The font they use called “Helvetica”, it was created by a Swiss designer (Helvetia is an old Latin name of Switzerland when it was a Roman province). This is not very popular font, but No Name uses it anyway.

also they never use capital letters…

Now they have more than 2900 different products and famous not only in Canada, but in the U.S. and other countries.

Proudly Canadian – Harvey’s

Canadian cuisine has many streams with First Nations, English, Scottish and French roots, but one kind is close to The United States and their modern burgers. Harvey’s is a Canadian fast food restaurant chain famous for its great meat.

It is very hard to compete with huge multinational corporations such as McDonald’s and Burger King, but Harvey’s does it well. They rely on local branding and high quality products.

Proudly Canadian - Harvey's / Image, Picture, Drawing / MapleDude.Ca
Original image by MapleDude.Ca

Just like Canada Goose this company is also 100% Canadian, for over 50 years their restaurants are own by Canadians and serving in all Canadian provinces.

At Harvey’s you’d get a great 600 Fahrenheit degrees grilled meat and you can choose its fresh topping like in Subway.

Company invested a lot in furniture in their restaurants so it feels like a Canadian place, something between a fancy pub and a sport bar, but without crazy drunks.

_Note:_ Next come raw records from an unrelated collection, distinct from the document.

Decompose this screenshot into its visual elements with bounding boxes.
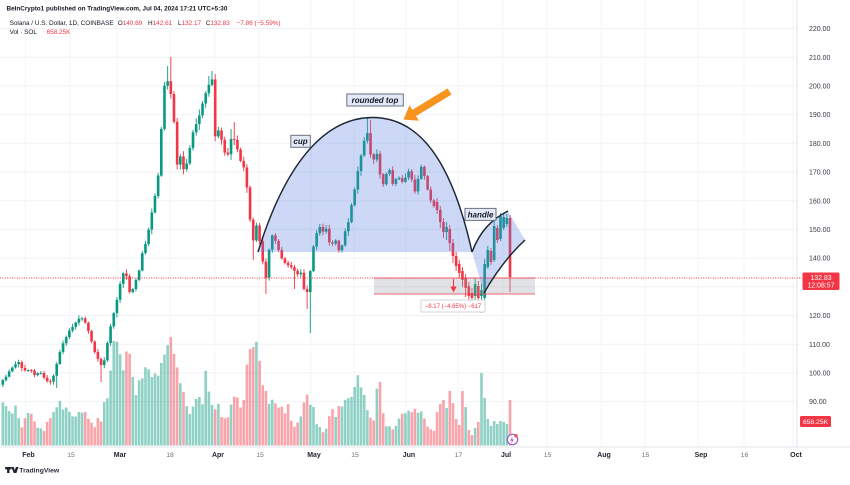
svg-text:90.00: 90.00 bbox=[809, 399, 827, 406]
svg-text:16: 16 bbox=[741, 452, 749, 459]
svg-text:15: 15 bbox=[642, 452, 650, 459]
svg-text:15: 15 bbox=[256, 452, 264, 459]
svg-text:Solana / U.S. Dollar, 1D, COIN: Solana / U.S. Dollar, 1D, COINBASE O140.6… bbox=[10, 20, 281, 27]
svg-text:120.00: 120.00 bbox=[809, 313, 831, 320]
svg-text:Oct: Oct bbox=[790, 452, 802, 459]
svg-text:180.00: 180.00 bbox=[809, 141, 831, 148]
svg-text:cup: cup bbox=[293, 137, 307, 146]
svg-text:18: 18 bbox=[166, 452, 174, 459]
svg-text:200.00: 200.00 bbox=[809, 84, 831, 91]
svg-text:190.00: 190.00 bbox=[809, 112, 831, 119]
svg-text:160.00: 160.00 bbox=[809, 198, 831, 205]
svg-text:handle: handle bbox=[468, 210, 494, 219]
svg-text:May: May bbox=[307, 452, 321, 459]
svg-text:Mar: Mar bbox=[114, 452, 127, 459]
svg-text:150.00: 150.00 bbox=[809, 227, 831, 234]
svg-text:15: 15 bbox=[351, 452, 359, 459]
svg-text:15: 15 bbox=[544, 452, 552, 459]
svg-text:210.00: 210.00 bbox=[809, 55, 831, 62]
svg-text:TradingView: TradingView bbox=[19, 468, 60, 475]
svg-text:rounded top: rounded top bbox=[352, 96, 399, 105]
svg-text:15: 15 bbox=[67, 452, 75, 459]
svg-text:140.00: 140.00 bbox=[809, 256, 831, 263]
svg-text:Feb: Feb bbox=[22, 452, 34, 459]
svg-text:12:08:57: 12:08:57 bbox=[808, 283, 835, 290]
svg-text:220.00: 220.00 bbox=[809, 26, 831, 33]
svg-text:Sep: Sep bbox=[695, 452, 708, 459]
svg-text:658.25K: 658.25K bbox=[803, 419, 829, 426]
svg-text:Jun: Jun bbox=[403, 452, 415, 459]
svg-text:Jul: Jul bbox=[501, 452, 511, 459]
svg-text:Apr: Apr bbox=[212, 452, 224, 459]
svg-text:Aug: Aug bbox=[597, 452, 611, 459]
svg-text:BeInCrypto1 published on Tradi: BeInCrypto1 published on TradingView.com… bbox=[7, 5, 228, 12]
svg-text:100.00: 100.00 bbox=[809, 371, 831, 378]
svg-text:132.83: 132.83 bbox=[810, 275, 831, 282]
svg-text:17: 17 bbox=[455, 452, 463, 459]
svg-text:110.00: 110.00 bbox=[809, 342, 830, 349]
svg-text:−8.17 (−4.65%) −617: −8.17 (−4.65%) −617 bbox=[425, 304, 482, 310]
svg-text:170.00: 170.00 bbox=[809, 170, 831, 177]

Harvey’s experience is nice for people who are looking for a bit more in a burger’s place, for a reasonable price you’d get a nice restaurant experience with private seats. Prices are ok, you can get a combo for $10, it is a bit higher than in other places, but when you try their burgers (original recipe from 1959) a big chance that you’d realize it’s totally worth it.

For those who watched American TV series “Suits” (which was shot in Toronto) and remember a cool guy named Harvey there, it feels like if Harvey was a Canadian, he’d definitely eat at Harvey’s.

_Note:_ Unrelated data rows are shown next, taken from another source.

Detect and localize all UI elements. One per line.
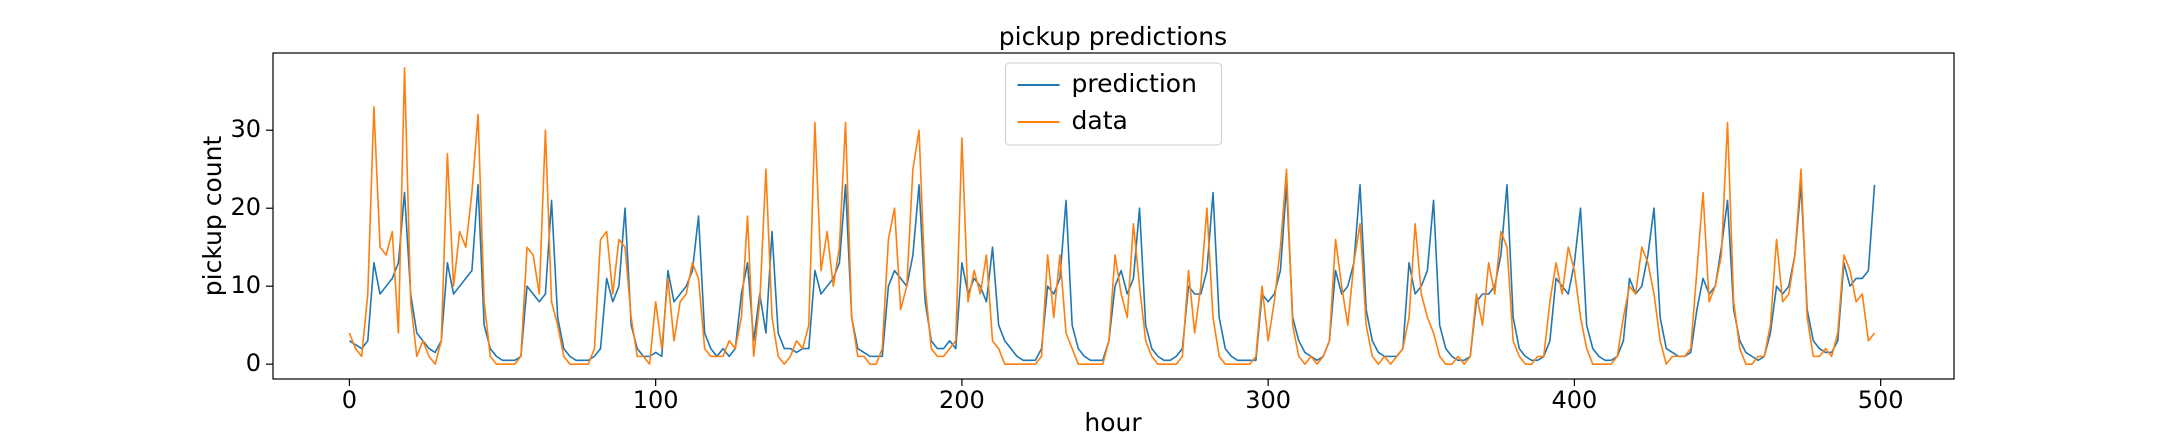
legend-box bbox=[1005, 62, 1222, 146]
x-tick-label: 400 bbox=[1551, 386, 1597, 414]
x-tick-label: 300 bbox=[1245, 386, 1291, 414]
legend: prediction data bbox=[1005, 62, 1222, 146]
plot-frame bbox=[272, 52, 1955, 380]
legend-label: data bbox=[1072, 106, 1128, 135]
legend-label: prediction bbox=[1072, 69, 1197, 98]
y-tick-label: 10 bbox=[230, 271, 261, 299]
y-axis-label: pickup count bbox=[198, 136, 227, 297]
x-tick-label: 100 bbox=[633, 386, 679, 414]
x-tick-label: 200 bbox=[939, 386, 985, 414]
y-tick-label: 30 bbox=[230, 115, 261, 143]
line-series bbox=[348, 67, 1876, 365]
y-tick-label: 20 bbox=[230, 193, 261, 221]
x-axis-label: hour bbox=[1084, 408, 1142, 432]
chart-title: pickup predictions bbox=[999, 22, 1227, 51]
line-series bbox=[348, 184, 1876, 362]
y-tick-label: 0 bbox=[246, 349, 261, 377]
x-tick-label: 0 bbox=[342, 386, 357, 414]
x-tick-label: 500 bbox=[1858, 386, 1904, 414]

MapleDude.Ca recommends you to try their food at least ones when you visit Canada, and for those who are Canadians, but never went there – you are missing out. Check out this Harvey’s review from KBDProductionsTV:

Harvey’s 2 Can Dine for $11.99 Challenge and Review – 2600 CALORIES

 

 

Kraft Mac & Cheese And Canadians

Canadian Mac and Cheese / Image, Drawing, Picture / MapleDude.Ca
Looks yummy? If so – you are probably a Canadian

A fun fact about Kraft Mac & Cheese (Macaroni and Cheese), a fast food popular in United States and Canada. Canadians consume a crazy amount of this food. According to Book by Kitty Shea – Teens in Canada (2008), Canadians buy 1.7 million boxes of Kraft Mac & Cheese every week and total world sales are 7 million boxes.

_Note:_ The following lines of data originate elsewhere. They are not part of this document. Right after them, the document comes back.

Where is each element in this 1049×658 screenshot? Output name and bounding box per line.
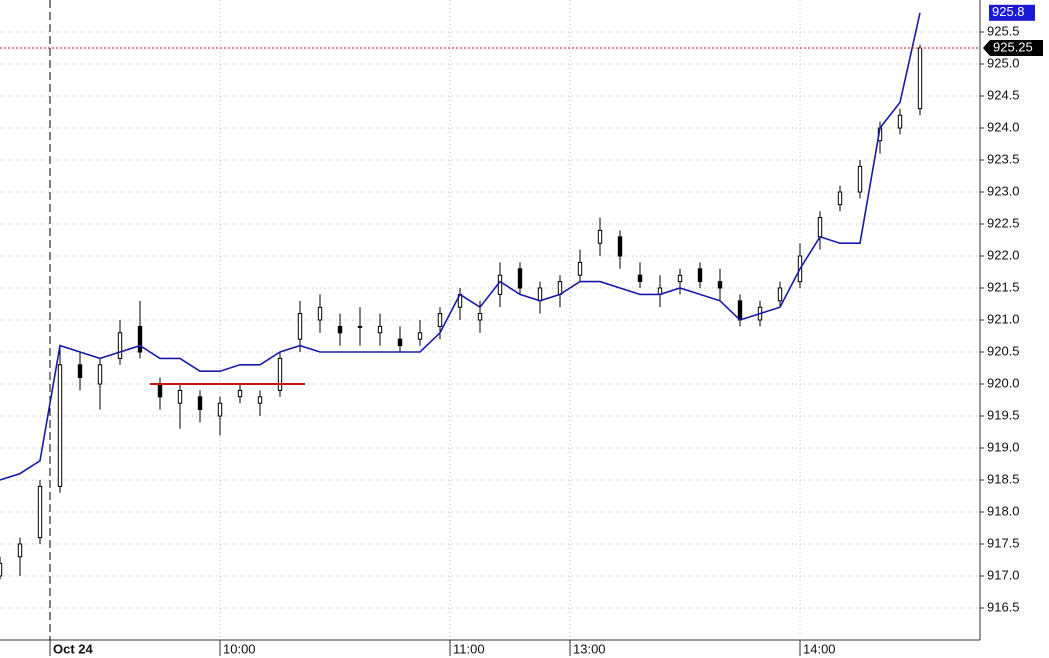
- candle-body: [557, 281, 563, 295]
- candle-body: [257, 396, 263, 404]
- candle-body: [417, 332, 423, 340]
- candle-body: [177, 389, 183, 404]
- candle-body: [717, 281, 723, 289]
- x-tick-label: 10:00: [223, 641, 256, 656]
- candle-body: [17, 543, 23, 558]
- candle-body: [57, 364, 63, 487]
- y-tick-label: 919.5: [987, 407, 1020, 422]
- candle-body: [137, 325, 143, 353]
- candle-body: [917, 47, 923, 110]
- last-marker: [989, 4, 1035, 21]
- x-tick-label: Oct 24: [53, 641, 94, 656]
- candle-body: [537, 287, 543, 302]
- candle-body: [437, 313, 443, 327]
- candle-body: [37, 485, 43, 539]
- y-tick-label: 922.5: [987, 215, 1020, 230]
- candle-body: [737, 300, 743, 321]
- candle-body: [237, 389, 243, 398]
- y-tick-label: 921.0: [987, 311, 1020, 326]
- candle-body: [617, 236, 623, 257]
- y-tick-label: 924.5: [987, 87, 1020, 102]
- candle-body: [397, 338, 403, 347]
- candle-body: [0, 562, 3, 577]
- candle-body: [897, 114, 903, 129]
- y-tick-label: 918.0: [987, 503, 1020, 518]
- y-tick-label: 917.0: [987, 567, 1020, 582]
- candle-body: [697, 268, 703, 283]
- y-tick-label: 916.5: [987, 599, 1020, 614]
- x-tick-label: 11:00: [453, 641, 485, 656]
- y-tick-label: 917.5: [987, 535, 1020, 550]
- candle-body: [497, 274, 503, 295]
- candle-body: [157, 383, 163, 398]
- y-tick-label: 920.0: [987, 375, 1020, 390]
- candle-body: [117, 332, 123, 359]
- candle-body: [197, 396, 203, 411]
- y-tick-label: 924.0: [987, 119, 1020, 134]
- x-tick-label: 13:00: [573, 641, 606, 656]
- y-tick-label: 918.5: [987, 471, 1020, 486]
- candle-body: [77, 364, 83, 379]
- candle-body: [297, 313, 303, 340]
- candle-body: [97, 364, 103, 385]
- candle-body: [337, 325, 343, 334]
- indicator-line: [0, 12, 921, 481]
- y-tick-label: 925.5: [987, 23, 1020, 38]
- y-tick-label: 921.5: [987, 279, 1020, 294]
- y-tick-label: 920.5: [987, 343, 1020, 358]
- candle-body: [857, 165, 863, 193]
- candle-body: [517, 268, 523, 289]
- y-tick-label: 922.0: [987, 247, 1020, 262]
- candle-body: [357, 325, 363, 328]
- candle-body: [837, 191, 843, 206]
- candle-body: [277, 357, 283, 391]
- candle-body: [217, 402, 223, 417]
- candle-body: [317, 306, 323, 321]
- y-tick-label: 923.0: [987, 183, 1020, 198]
- candle-body: [677, 274, 683, 283]
- candle-body: [477, 313, 483, 321]
- candle-body: [777, 287, 783, 302]
- y-tick-label: 923.5: [987, 151, 1020, 166]
- candle-body: [817, 217, 823, 238]
- candle-body: [637, 274, 643, 283]
- price-label: 925.25: [993, 39, 1033, 54]
- candle-body: [377, 325, 383, 334]
- y-tick-label: 925.0: [987, 55, 1020, 70]
- y-tick-label: 919.0: [987, 439, 1020, 454]
- x-tick-label: 14:00: [803, 641, 836, 656]
- candle-body: [597, 229, 603, 244]
- last-label: 925.8: [992, 4, 1025, 19]
- candle-body: [577, 261, 583, 276]
- price-marker: [983, 40, 1043, 56]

Canadians purchase about 25% of total world’s production of this food.

Kraft Mac & Cheese made of natural ingredients made in Canada and USA. it is packaged in Quebec with Canadian wheat and milk.

Why this cheap food is very successful especially in Canada and it is even called de facto national dish? Even former Canadian Prime Minister Paul Martin said that it is his favorite dish, Stephen Harper mentioned that he cooks it for his kids as well.

A good explanation gives Canadian novelist and artist Douglas Coupland:

Cheese plays a weirdly large dietary role in the lives of Canadians, who have a more intimate and intense relationship with Kraft food products than the citizens of any other country. This is not a shameless product plug — for some reason, Canadians and Kraft products have bonded the way Australians have bonded with Marmite, or the English with Heinz baked beans. In particular, Kraft Macaroni and Cheese, known simply as Kraft Dinner, is the biggie, probably because it so precisely laser-targets the favored Canadian food groups: fat, sugar, starch and salt.

Mac & Cheese is easy to cook, simple, affordable, delicious, it is sold all around the country and it is good with beer. What’s not to like?

p.s.

Kraft Dinner is a frequent staple of Canadian university student diets, particularly those in heavy debt.